My concentration shattered at the sound, attention dividing fatally between the momentum of my dive and the source of Paul's alarm. The ground, which I'd expected to provide solid purchase for my leap, betrayed me completely. The fine dust shifted beneath my weight, treacherous and unstable, offering no resistance as my foot slipped sideways.
What should have been a graceful arc became a graceless sprawl.
I went down hard, sliding across the dust in a cloud of particles that invaded every crevice, coated every exposed surface, filled my nose and mouth with the taste of Clivilius's essence. The fall seemed to last forever—a slow-motion humiliation captured in excruciating detail by my own mortified awareness.
From my position on the ground, sprawled like a starfish in the dirt, I heard Paul explode into laughter. The sound was unrestrained, genuine, bubbling up from somewhere deep in his chest with an intensity that suggested he'd been desperately needing release.
"What?" I called out, making no immediate effort to rise. The absurdity of the moment had grounded me as thoroughly as the fall itself.
"I'm so sorry," Paul managed between gasps of laughter. "I can't help it."
He didn't need forgiveness. The laughter was contagious, cutting through the accumulated tension and seriousness that had weighted everything since our arrival. For one moment, we were just two people in an absurd situation, and sometimes absurd situations were funny.
Then I pushed myself up from the dust, and the humour died a rapid death.
My face flushed instantly, heat flooding my cheeks as I realised what I was wearing. The bright green thong—Luke's stupid, sexy thong—was now on full display. I could feel the thin material wedged tight between my buttocks, could imagine exactly what I looked like from any angle.
Shit. Shit shit shit.
I froze on the spot, uncertainty paralysing me. The mental calculus was immediate and unsolvable. What's better? Showing Paul my arse or my package? Neither option appealed. I could turn sideways, but that would only enhance the silhouette, make the situation somehow worse.

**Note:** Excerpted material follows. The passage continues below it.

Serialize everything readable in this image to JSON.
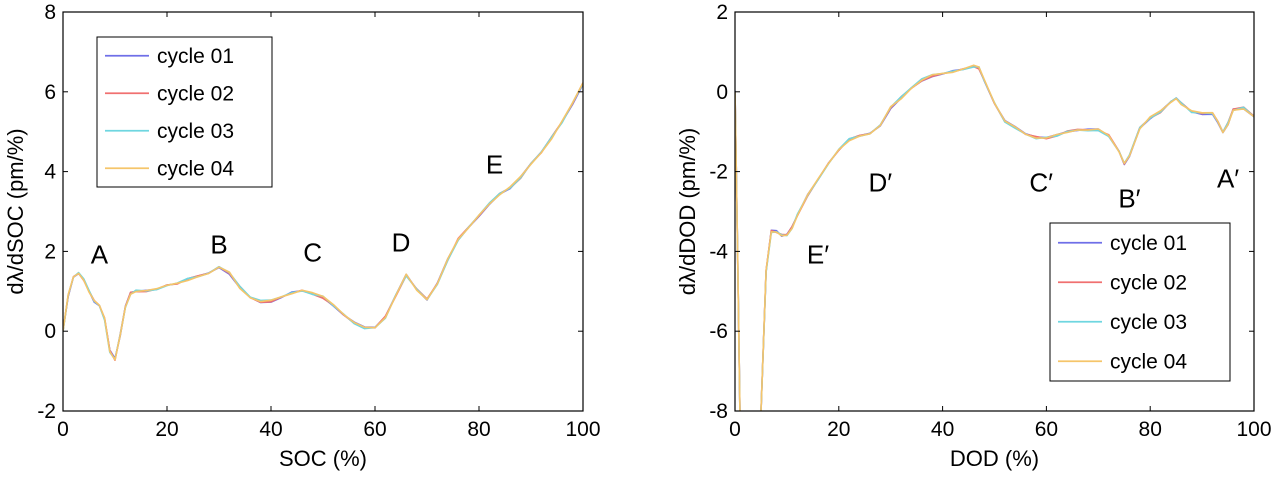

A sigh escaped me, heavy with resignation and embarrassment. My palms pressed against my temples, rubbing at the headache that had suddenly bloomed. I should have been in the river by now. Should have been submerged in water rather than standing here like a contestant in the world's most unwanted fashion show.
Paul's voice cut through my frozen mortification, offering an unexpected lifeline. "There's a nice little lagoon just over the way, near the end of the river's bend."
"Thanks." The word carried genuine gratitude, despite the circumstances. My hands moved to brush away the dust that clung to my legs, each stroke removing evidence of my spectacular failure while the thong remained stubbornly visible.
I moved past Paul with what dignity I could muster, my steps carrying me with deliberate purpose toward the promised lagoon. The air held a quality I couldn't name—expectation, perhaps, or just the lingering vibrations of shared laughter and mutual embarrassment.
A towel. I needed a towel.
I grabbed one from the pile near the tent, the fabric rough against my dust-covered skin. Then I continued downstream, leaving Paul and the fire and the accumulating complications of our camp behind.
The lagoon waited. Privacy waited. The chance to wash away the physical evidence of this day, even if the memories would prove more stubborn.
Clivilius was exposing me in more ways than one. My secrets, my body, my limitations—everything I'd tried to keep hidden was being dragged into the unforgiving light of this alien sun. And there was nothing I could do but keep moving forward, one humiliation at a time.